Friday, July 15, 2011

From Towers to Altars

The account of the tower of Babel in Genesis 11 screams arrogance. "Let us build a tower to heaven,' was the architect's brief. God judges it,scattering the builders into different tribes and dialects.

Enter Abraham in Genesis 12, his call the polar opposite to Babel. It starts with God calling Abraham by name, saying, "I will bless you and make you a blessing." God takes the initiative, and Abraham simply responds with ignorant obedience. He doesn't know much, but he acts decisively on what he does know. He builds an altar there as a reminder that He has responded to a God who has revealed Himself.

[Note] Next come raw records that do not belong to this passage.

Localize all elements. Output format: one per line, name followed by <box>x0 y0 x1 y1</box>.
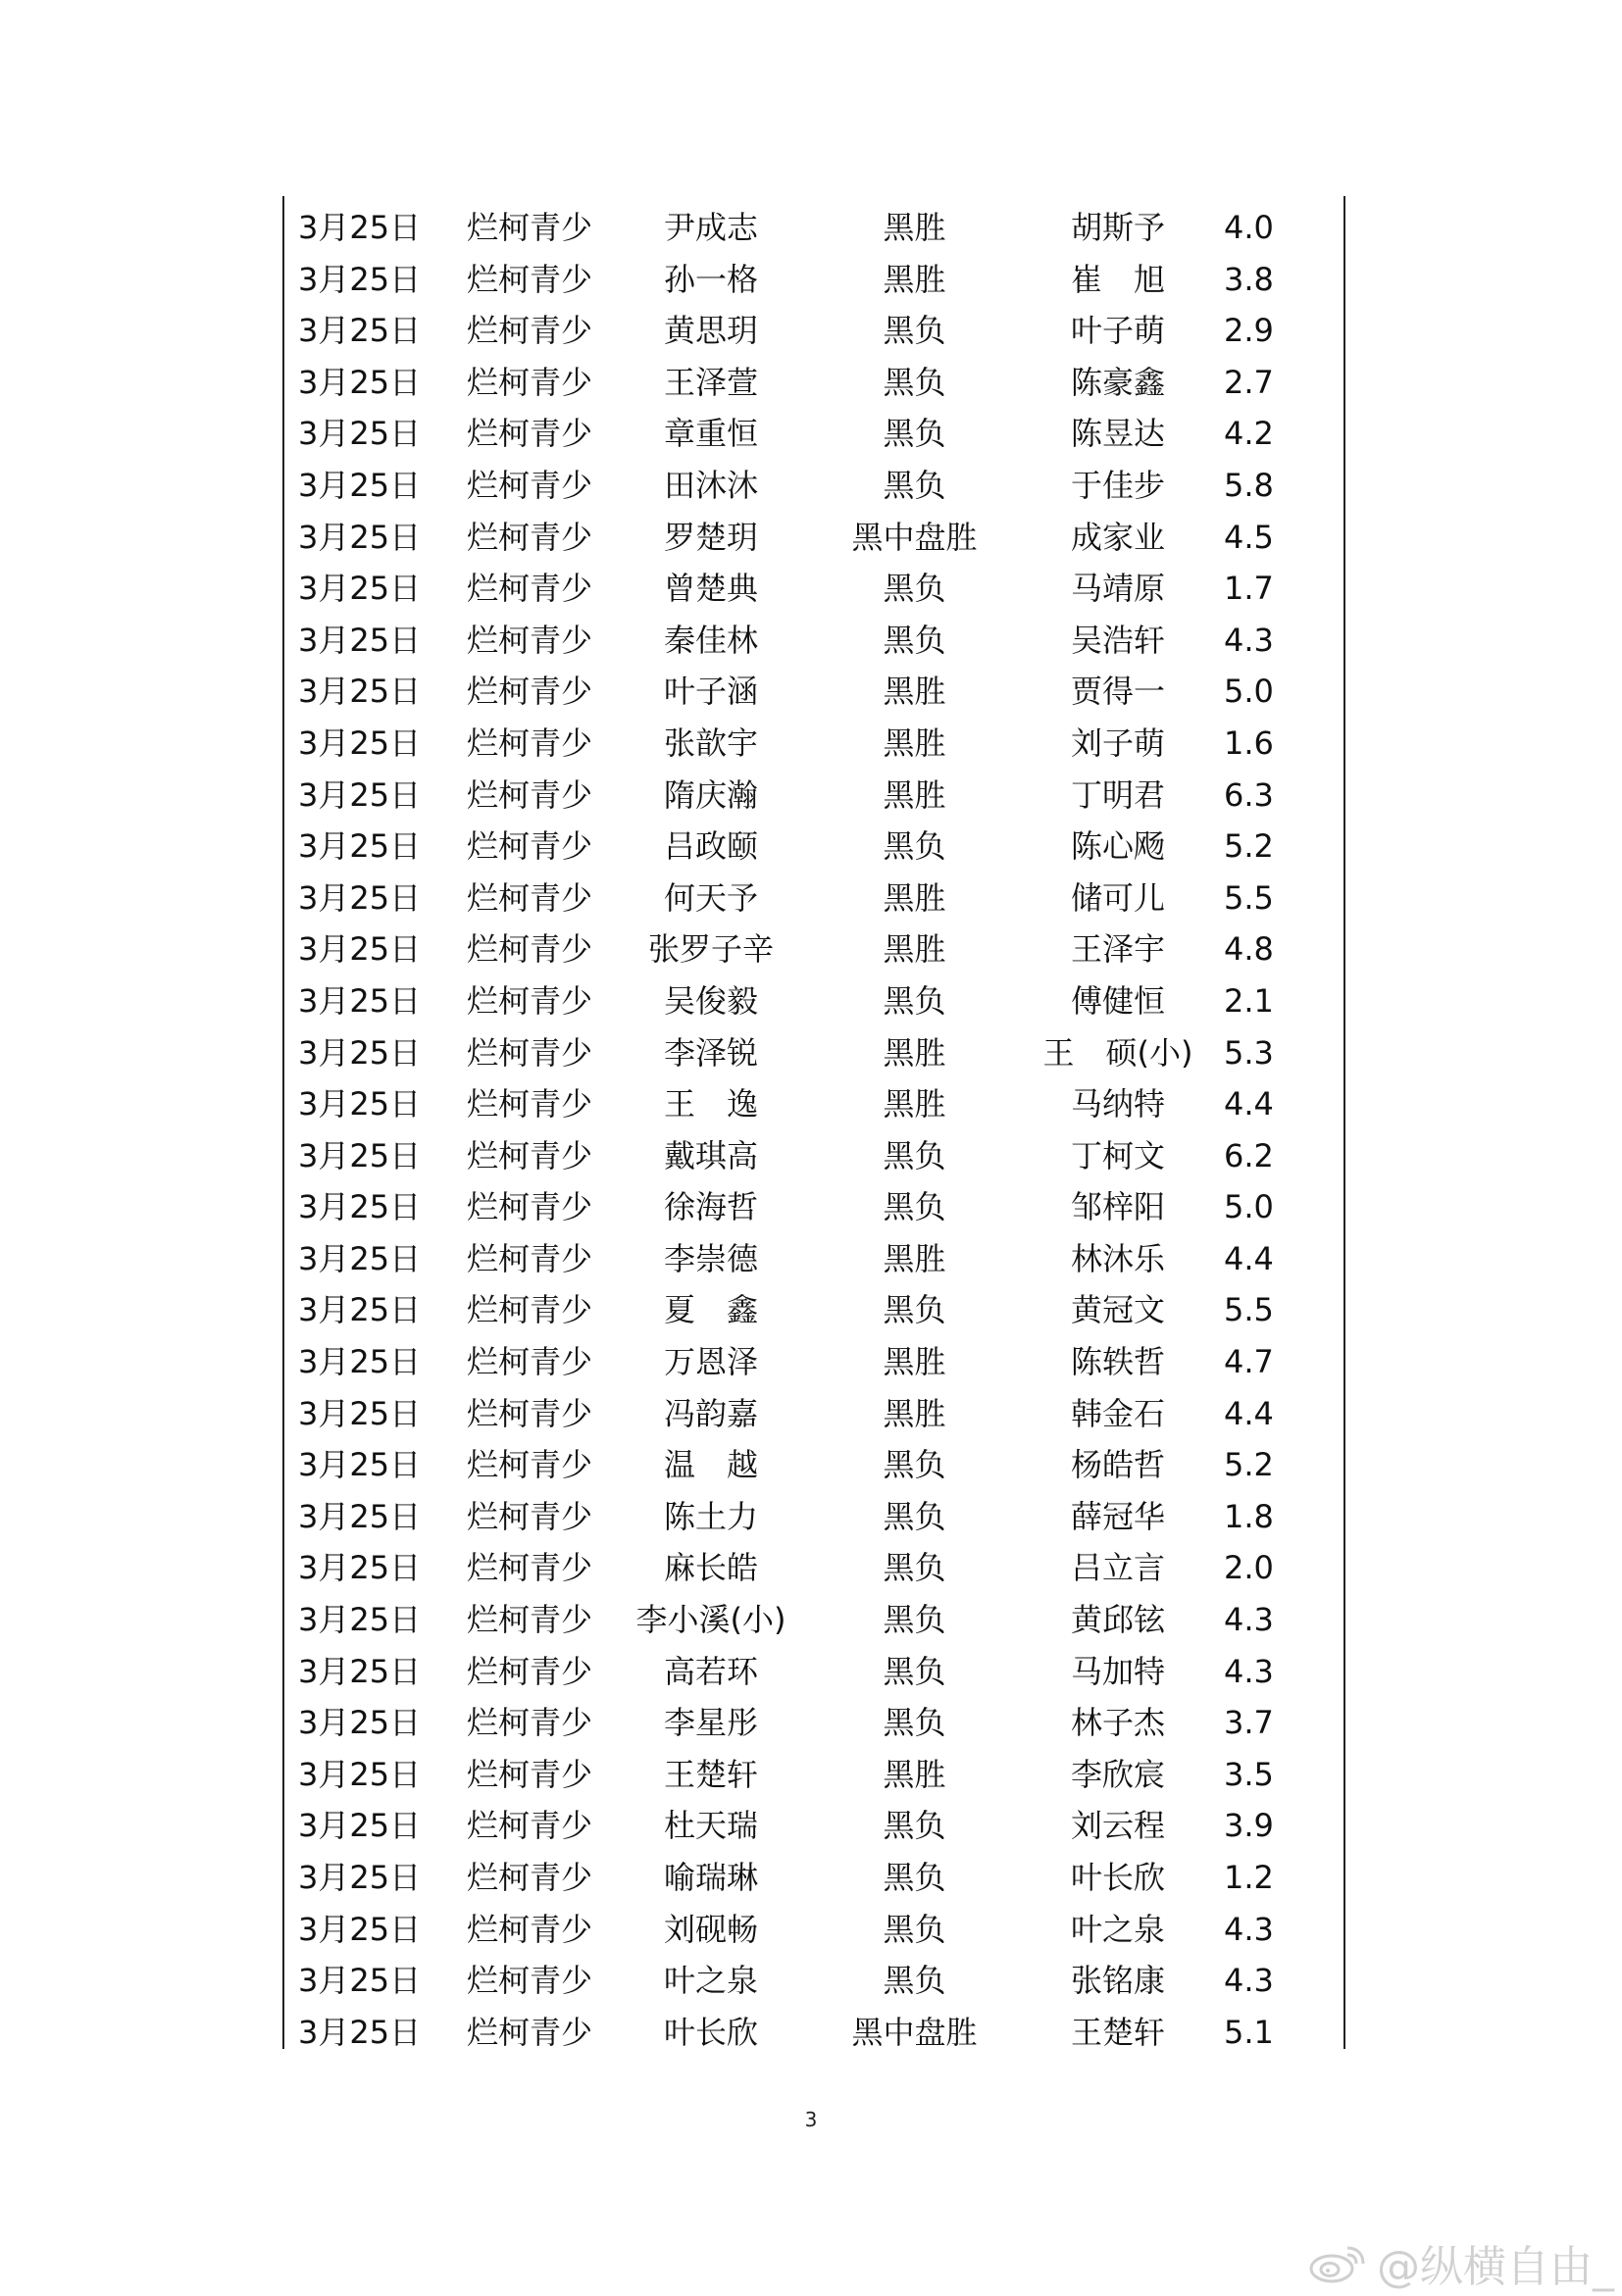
cell-white-player: 林子杰 <box>1070 1704 1165 1742</box>
cell-event: 烂柯青少 <box>466 312 592 350</box>
cell-score: 5.2 <box>1224 827 1274 866</box>
cell-result: 黑胜 <box>883 1343 946 1381</box>
cell-date: 3月25日 <box>298 1033 422 1072</box>
cell-event: 烂柯青少 <box>466 1343 592 1381</box>
cell-date: 3月25日 <box>298 1755 422 1793</box>
cell-result: 黑负 <box>883 827 946 866</box>
cell-result: 黑胜 <box>883 775 946 814</box>
cell-score: 5.5 <box>1224 878 1274 917</box>
cell-event: 烂柯青少 <box>466 673 592 711</box>
cell-date: 3月25日 <box>298 1394 422 1432</box>
cell-date: 3月25日 <box>298 775 422 814</box>
cell-score: 3.5 <box>1224 1755 1274 1793</box>
cell-event: 烂柯青少 <box>466 1394 592 1432</box>
cell-black-player: 张歆宇 <box>663 724 758 762</box>
table-row <box>284 512 1347 564</box>
cell-score: 1.6 <box>1224 724 1274 762</box>
cell-score: 6.2 <box>1224 1136 1274 1174</box>
cell-date: 3月25日 <box>298 312 422 350</box>
table-row <box>284 1027 1347 1079</box>
cell-white-player: 储可儿 <box>1070 878 1165 917</box>
cell-white-player: 黄冠文 <box>1070 1291 1165 1329</box>
cell-white-player: 吴浩轩 <box>1070 621 1165 659</box>
cell-white-player: 薛冠华 <box>1070 1497 1165 1535</box>
cell-black-player: 戴琪高 <box>663 1136 758 1174</box>
cell-event: 烂柯青少 <box>466 260 592 298</box>
table-row <box>284 1130 1347 1182</box>
table-row <box>284 770 1347 822</box>
cell-white-player: 叶子萌 <box>1070 312 1165 350</box>
cell-event: 烂柯青少 <box>466 1446 592 1484</box>
cell-result: 黑胜 <box>883 930 946 969</box>
table-row <box>284 1078 1347 1130</box>
cell-result: 黑负 <box>883 981 946 1020</box>
table-row <box>284 460 1347 512</box>
cell-result: 黑负 <box>883 1446 946 1484</box>
table-row <box>284 1749 1347 1801</box>
cell-black-player: 杜天瑞 <box>663 1807 758 1845</box>
cell-black-player: 李泽锐 <box>663 1033 758 1072</box>
cell-date: 3月25日 <box>298 981 422 1020</box>
cell-white-player: 丁明君 <box>1070 775 1165 814</box>
cell-event: 烂柯青少 <box>466 1085 592 1123</box>
cell-black-player: 刘砚畅 <box>663 1910 758 1948</box>
cell-result: 黑负 <box>883 363 946 401</box>
cell-black-player: 陈土力 <box>663 1497 758 1535</box>
table-row <box>284 1594 1347 1646</box>
table-row <box>284 1336 1347 1388</box>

Scripture says that Abraham saw the Gospel in advance, he believed God and it was credited to him as righteousness. He knew that he was morally bankrupt; that he needed God to reach down to him and credit him with righteousness. He believed the impossible. His life was marked by repeated, ready obedience to God's initiative. His faith was feeble at times. He lapsed back into self-reliance, but his lapses didn't last long. God measured him on his average and called him the father of our faith. He somehow kept the gospel in focus. Just look what God did with him.

Often our faith begins with an altar but turns into a tower. We think we have to move past the gospel to something else. Discipleship. The Kingdom. Maturity. Signs and wonders. We fail to recognize that all these things take place under the shadow of God's initiative in the cross. Let's stay away from towers. Let's stay around altars. Let's connect the kingdom back to the gospel so that our faith doesn't turn into a white-knuckled, self-determined tower.Let's see what our great God will do with his people who respond to Him with faith at the altar of obedience.

"The kingdom of heaven is at hand: repent and believe the gospel"(Mark 1:15)


  1. Alan
    An interesting thing about Babel.
    God always had a plan (which He has continually repeated to mankind throughout history) and that plan was to create a Temple where He could dwell with His people - our part in that mandate (from Adam through to the Church) was to spread the presence and glory of God over the face of the earth, which we failed to do.
    Babel became the ultimate rebellion because instead of building a temple that expanded outward to the nations, they built one that gathered the nations to their project (which was meant to be God's part! hence the "they will become like Us" - not that they will be God, but they will think that they were God!).
    We are supposed to share and spread God to the nations, it is God who gathers the nations to Himself. Big difference; apostolic difference!

    Blessings bro, enjoying your postings

  2. great insight as always, Colin. bless you bro.